Deux frères vivant au Grand-Duché ont été arrêtés après la mort d’un homme devant une boîte de nuit en Italie. L’un d’entre eux joue en équipe nationale de rugby.
Dans la nuit du 8 au 9 août, une violente altercation a éclaté devant une discothèque de Sangineto, dans la province de Cosenza, en Calabre. Un homme, Antonio Perrotta, a été grièvement blessé au cours de la rixe et transporté à l’hôpital de Cetraro. Transféré au service de réanimation de Cosenza, il est décédé des suites de ses blessures quelques heures plus tard.
D’après le Corriere della Serra, deux suspects ont été arrêtés par la police italienne. Nés en 2002 et 2004, ils sont originaires de Calabre, mais résident actuellement au Grand-Duché, le plus jeune faisant partie de l’équipe luxembourgeoise de rugby. Les deux hommes passaient leurs vacances d’été dans la région.
Le même journal italien, tout comme La Gazzetta dello Sport, publie les noms des deux suspects. Domenico Orsino (22 ans) est bien membre du XV du Luxembourg. Il a joué le dernier match de l’équipe nationale en Finlande en mai dernier. C’était à l’occasion de la dernière journée de la phase de groupes dans la «division Conference».
La saison dernière, le rugbyman évoluait à Bourgoin-Jallieu en National (troisième division française). Il fait ainsi partie des joueurs de l’équipe nationale qui jouent au plus haut niveau en club.
Selon La Gazzetta dello Sport, son frère Umberto, âgé de 24 ans, travaille comme kinésithérapeute.
Interpellé alors qu’il venait d’acheter des billets d’avion pour quitter l’Italie vers le Luxembourg, le duo est soupçonné d’homicide aggravé par le parquet de Paola.

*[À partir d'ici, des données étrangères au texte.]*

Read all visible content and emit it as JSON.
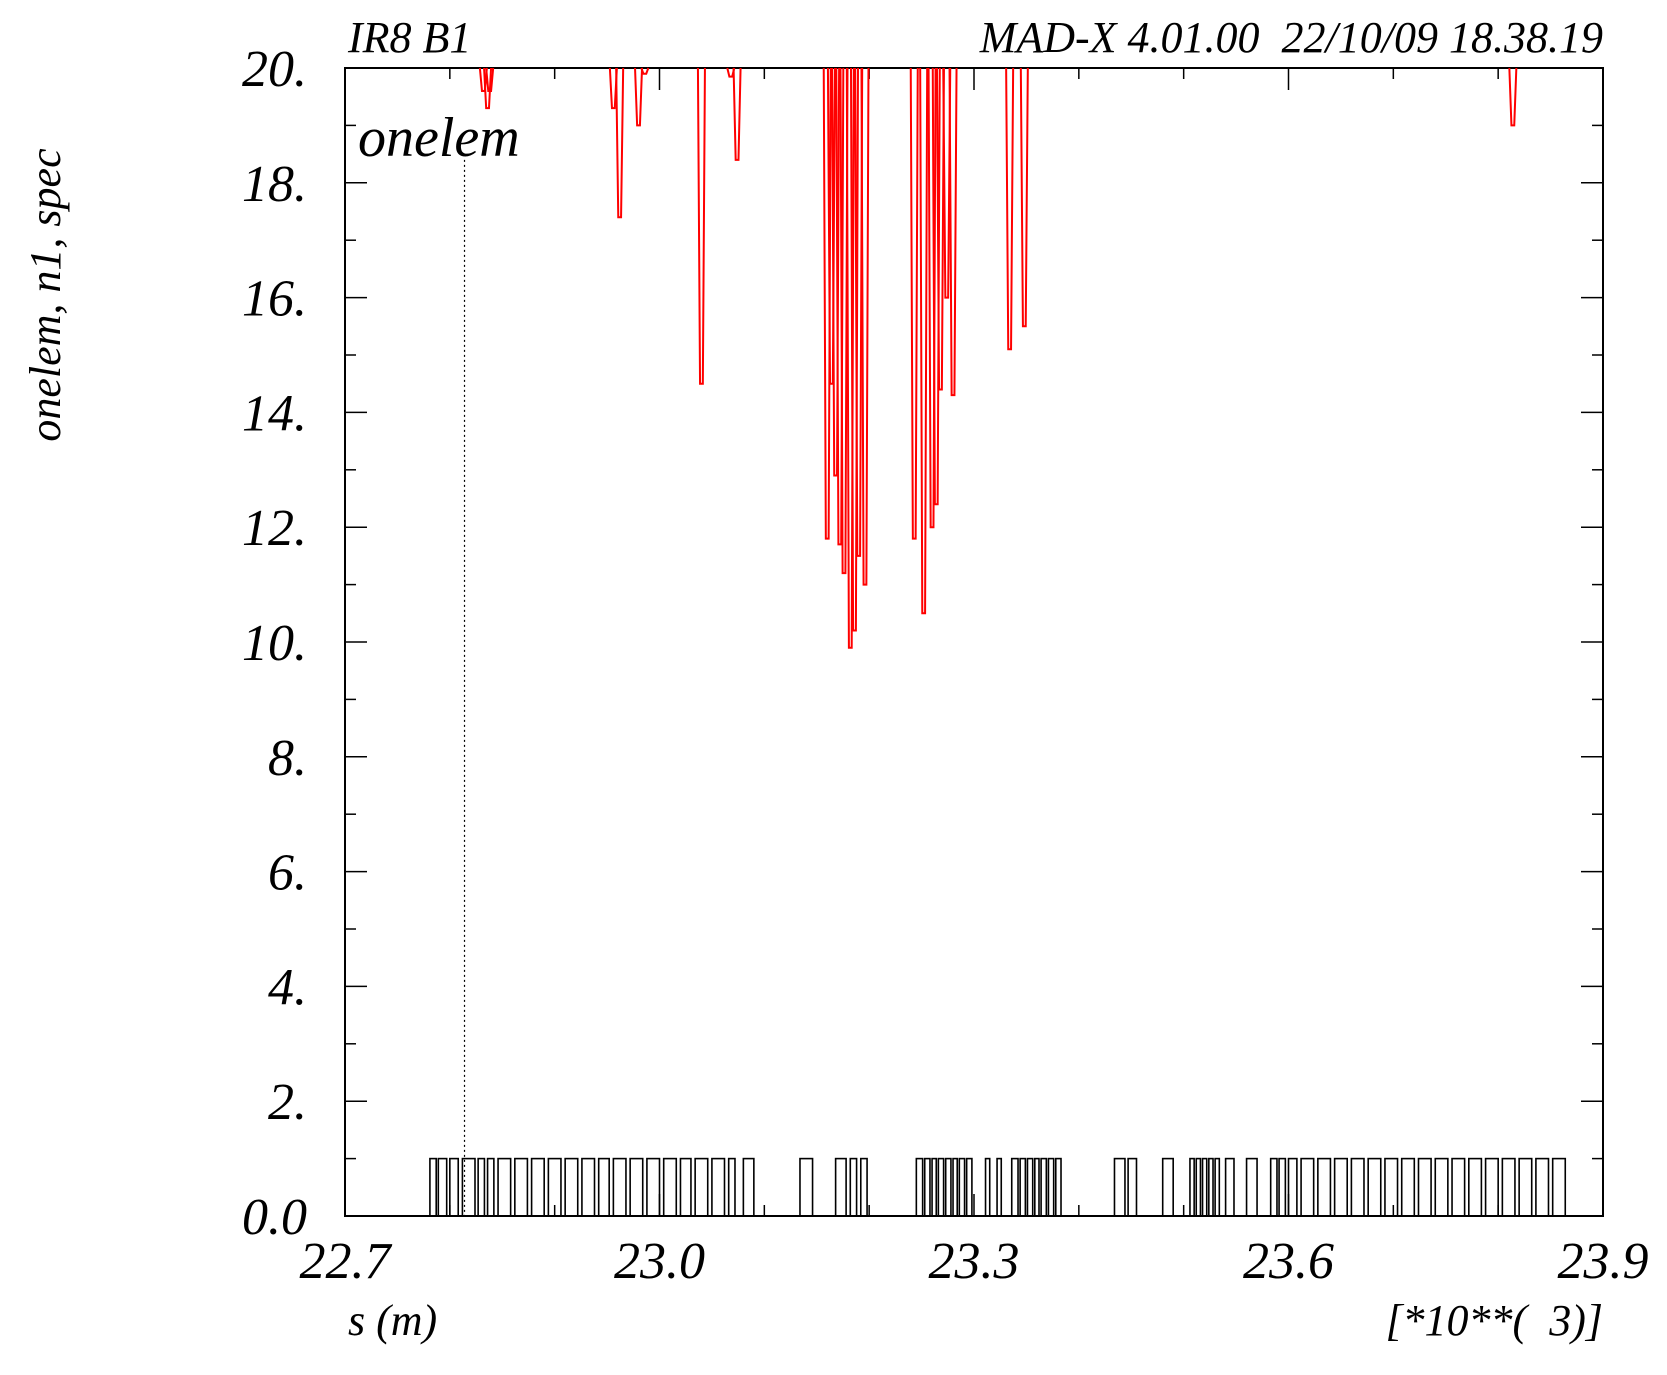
{
  "header": {
    "left_label": "IR8 B1",
    "right_label": "MAD-X 4.01.00  22/10/09 18.38.19"
  },
  "chart_data": {
    "type": "line",
    "title": "",
    "annotation": "onelem",
    "xlabel": "s (m)",
    "ylabel": "onelem, n1, spec",
    "x_scale_label": "[*10**(  3)]",
    "xlim": [
      22.7,
      23.9
    ],
    "ylim": [
      0,
      20
    ],
    "x_ticks": [
      "22.7",
      "23.0",
      "23.3",
      "23.6",
      "23.9"
    ],
    "x_tick_values": [
      22.7,
      23.0,
      23.3,
      23.6,
      23.9
    ],
    "y_ticks": [
      "0.0",
      "2.",
      "4.",
      "6.",
      "8.",
      "10.",
      "12.",
      "14.",
      "16.",
      "18.",
      "20."
    ],
    "y_tick_values": [
      0,
      2,
      4,
      6,
      8,
      10,
      12,
      14,
      16,
      18,
      20
    ],
    "grid": false,
    "marker_line_x": 22.814,
    "colors": {
      "n1": "#ff0000",
      "onelem": "#000000",
      "axes": "#000000"
    },
    "series": [
      {
        "key": "n1",
        "dips": [
          [
            22.832,
            19.6
          ],
          [
            22.836,
            19.3
          ],
          [
            22.838,
            19.6
          ],
          [
            22.956,
            19.3
          ],
          [
            22.962,
            17.4
          ],
          [
            22.98,
            19.0
          ],
          [
            22.986,
            19.9
          ],
          [
            23.04,
            14.5
          ],
          [
            23.068,
            19.85
          ],
          [
            23.074,
            18.4
          ],
          [
            23.16,
            11.8
          ],
          [
            23.164,
            14.5
          ],
          [
            23.168,
            12.9
          ],
          [
            23.172,
            11.7
          ],
          [
            23.176,
            11.2
          ],
          [
            23.182,
            9.9
          ],
          [
            23.186,
            10.2
          ],
          [
            23.19,
            11.5
          ],
          [
            23.196,
            11.0
          ],
          [
            23.243,
            11.8
          ],
          [
            23.252,
            10.5
          ],
          [
            23.26,
            12.0
          ],
          [
            23.264,
            12.4
          ],
          [
            23.268,
            14.4
          ],
          [
            23.274,
            16.0
          ],
          [
            23.28,
            14.3
          ],
          [
            23.334,
            15.1
          ],
          [
            23.348,
            15.5
          ]
        ],
        "extra_dips": [
          [
            23.814,
            19.0
          ]
        ]
      },
      {
        "key": "onelem",
        "element_spans": [
          [
            22.781,
            22.787
          ],
          [
            22.789,
            22.797
          ],
          [
            22.8,
            22.808
          ],
          [
            22.812,
            22.824
          ],
          [
            22.827,
            22.833
          ],
          [
            22.836,
            22.842
          ],
          [
            22.846,
            22.858
          ],
          [
            22.862,
            22.874
          ],
          [
            22.878,
            22.89
          ],
          [
            22.894,
            22.906
          ],
          [
            22.91,
            22.922
          ],
          [
            22.926,
            22.938
          ],
          [
            22.942,
            22.952
          ],
          [
            22.956,
            22.968
          ],
          [
            22.972,
            22.984
          ],
          [
            22.988,
            23.0
          ],
          [
            23.004,
            23.016
          ],
          [
            23.02,
            23.03
          ],
          [
            23.034,
            23.046
          ],
          [
            23.05,
            23.062
          ],
          [
            23.066,
            23.072
          ],
          [
            23.08,
            23.09
          ],
          [
            23.134,
            23.146
          ],
          [
            23.168,
            23.178
          ],
          [
            23.182,
            23.188
          ],
          [
            23.192,
            23.198
          ],
          [
            23.245,
            23.251
          ],
          [
            23.253,
            23.258
          ],
          [
            23.26,
            23.264
          ],
          [
            23.266,
            23.271
          ],
          [
            23.273,
            23.278
          ],
          [
            23.28,
            23.284
          ],
          [
            23.286,
            23.291
          ],
          [
            23.293,
            23.298
          ],
          [
            23.311,
            23.315
          ],
          [
            23.322,
            23.326
          ],
          [
            23.336,
            23.342
          ],
          [
            23.344,
            23.349
          ],
          [
            23.351,
            23.356
          ],
          [
            23.358,
            23.362
          ],
          [
            23.364,
            23.369
          ],
          [
            23.371,
            23.376
          ],
          [
            23.378,
            23.383
          ],
          [
            23.434,
            23.444
          ],
          [
            23.447,
            23.455
          ],
          [
            23.48,
            23.49
          ],
          [
            23.506,
            23.51
          ],
          [
            23.512,
            23.516
          ],
          [
            23.518,
            23.522
          ],
          [
            23.524,
            23.528
          ],
          [
            23.53,
            23.534
          ],
          [
            23.54,
            23.548
          ],
          [
            23.56,
            23.57
          ],
          [
            23.583,
            23.589
          ],
          [
            23.591,
            23.597
          ],
          [
            23.6,
            23.608
          ],
          [
            23.612,
            23.624
          ],
          [
            23.628,
            23.64
          ],
          [
            23.644,
            23.656
          ],
          [
            23.66,
            23.672
          ],
          [
            23.676,
            23.688
          ],
          [
            23.692,
            23.704
          ],
          [
            23.708,
            23.72
          ],
          [
            23.724,
            23.736
          ],
          [
            23.74,
            23.752
          ],
          [
            23.756,
            23.768
          ],
          [
            23.772,
            23.784
          ],
          [
            23.788,
            23.8
          ],
          [
            23.804,
            23.816
          ],
          [
            23.82,
            23.832
          ],
          [
            23.836,
            23.848
          ],
          [
            23.852,
            23.864
          ]
        ],
        "element_height": 1.0
      }
    ]
  }
}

Placés en détention préventive
D’après les premiers éléments recueillis par la police, les deux frères seraient entrés sans billets dans la discothèque Il Castello. La rixe aurait éclaté quand un agent de sécurité est venu à leur rencontre. La bagarre s’est ensuite poursuivie à l’extérieur et Antonio Peretta aurait alors reçu plusieurs coups violents.
Selon l’agence de presse italienne Ansa, les enquêteurs ont trouvé des traces de sang sur les vêtements des suspects. Les mêmes vêtements correspondraient à ceux portés par les agresseurs le soir du drame.
La présence d’Antonio Perrotta (34 ans), père de quatre enfants et ouvrier de profession, durant la rixe n’a pas encore été complètement élucidée par la police. Certains de ses proches ont expliqué qu’en marge de son activité principale, il exerçait également comme agent de sécurité privé dans la vie nocturne afin de compléter ses revenus. Mais les propriétaires de la boîte de nuit ont démenti avoir fait appel à ses services.
Le Corriere della Serra souligne que les circonstances exactes du drame restent entourées de zones d’ombre. Les enquêteurs se seraient notamment appuyés sur les images des caméras de vidéosurveillance et les témoignages recueillis sur place pour y voir plus clair. Il reste ainsi à élucider si d’autres personnes ont participé à la rixe.
Les responsables de la discothèque affirment dans la presse italienne collaborer pleinement avec les enquêteurs. Selon eux, les images mises à disposition de la police ne montreraient aucun épisode violent à l’intérieur et sur le parvis de l’établissement.
L’enquête doit désormais éclaircir le déroulé des faits et les circonstances qui ont mené au drame. À ce stade, les deux frères, présumés innocents, se trouvent en détention préventive.
David Marques (avec J. N. et C. H.)
Lëtzebuerg Rugby, attristée, appelle «à ne pas spéculer»
Contactée notamment par nos confrères du Wort et de L’Essentiel, la fédération luxembourgeoise de rugby (Lëtzebuerg Rugby) affirme avoir «appris avec une profonde tristesse cet incident tragique». «Nos pensées accompagnent toutes les personnes touchées», ajoute-t-elle.
Lëtzebuerg Rugby confirme que parmi les suspects figure un joueur de l’équipe nationale, sans citer son nom. Ne disposant «à ce stade d’aucune information supplémentaire», la fédération lance un appel à la retenue. «Les circonstances exactes demeurent incertaines et font l’objet d’investigations en cours. Nous estimons donc qu’il est important de ne pas spéculer sur ce qui s’est produit ni sur le rôle qu’auraient pu jouer les différentes personnes impliquées dans cet incident», souligne la fédération.